Le plaidoyer (dit par Aurélia Petit) sur les cellules chimères est superbe. On nous apprend que durant les premières semaines de la grossesse, les cellules de la mère et du fœtus circulent dans les deux sens et parfois fusionnent. Les corps de la mère et de l’enfant assimilent ces cellules et retiennent ainsi une part de l’autre en eux. Le film fait non seulement grandir le mystère, mais il le peuple également de chimères. La génétique prouve de cette manière que les êtres sont liés les uns aux autres, les mères aux enfants, chacun à ses ancêtres ainsi qu’à sa descendance. On se dit alors qu’il y a une part d’universel dans cette histoire sensible. Comme les femmes tondues de la Libération sous le regard de Marguerite Duras, Laurence Coly gagne un premier rôle. Alice Diop n’en fait pas une « héroïne ». Elle est bien la meurtrière de sa fille.
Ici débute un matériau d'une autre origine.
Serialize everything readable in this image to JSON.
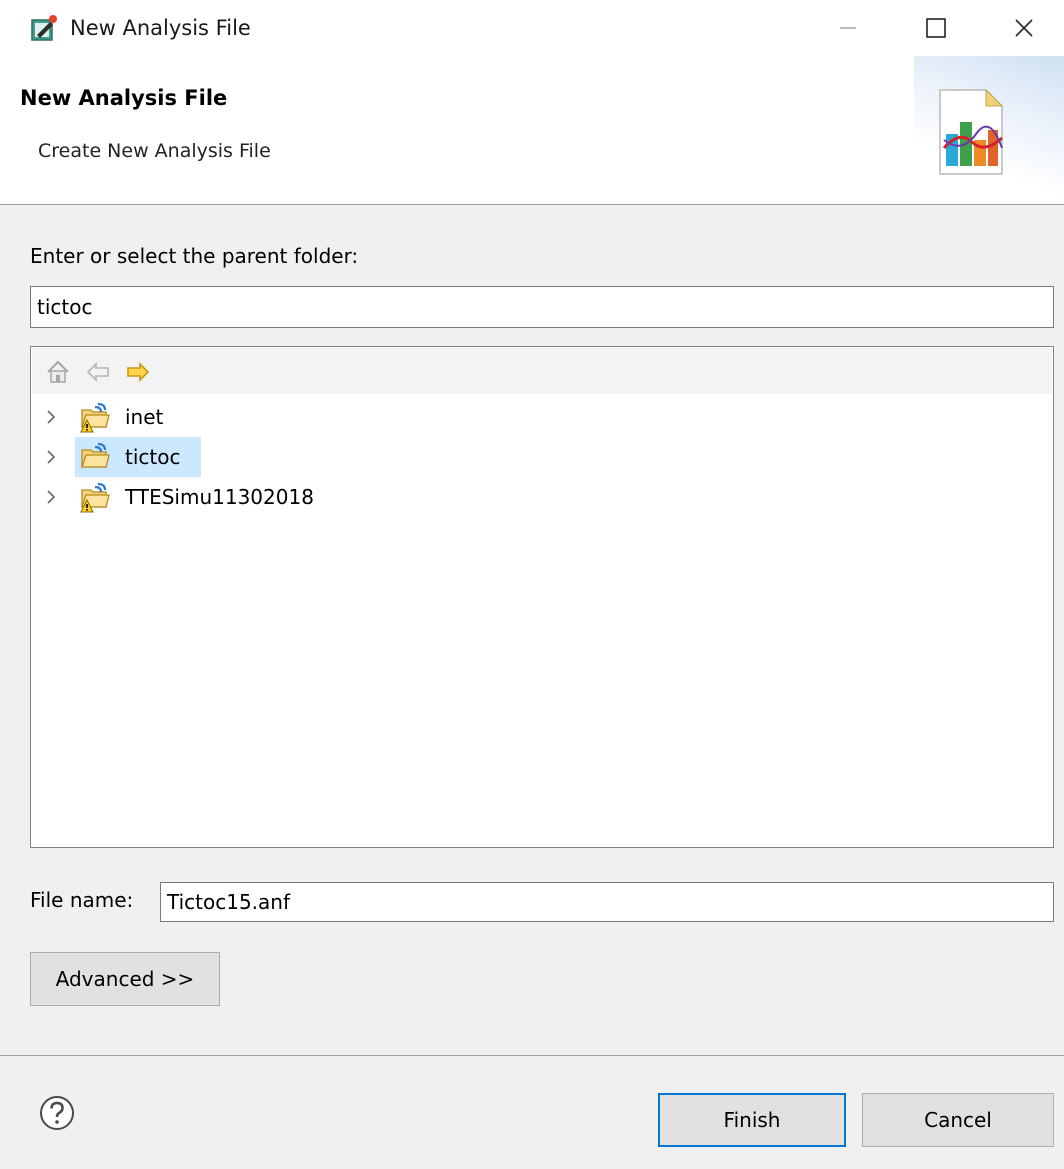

Mais elle l’a met simplement en lumière, rappelle son humanité, or tout ce qui est humain ne répond pas à une logique. Tout ce qui est humain ne s’explique pas. Rama ne comprend pas sa mère (son compagnon la dit « cassée »), elle reste sa fille et chacune garde une part de l’autre en elle. Selon ce que dit l’avocate : « Mère et fille sont imbriquées de manière inextricable ».

Saint Omer est subtil par les liens qu’il trace. La manière est rigoureuse mais la distance nécessaire à la compréhension et à la justice n’empêche pas le film de livrer ses émotions. Avec une première fiction sobre et magistrale, Alice Diop amène un regard neuf, rare tout du moins, sur des femmes habituellement déclassées qui, cette fois, mesurées ou emportées, fragiles ou confortées, amères ou aimantes, en un mot entières, existent dans toute leur complexité.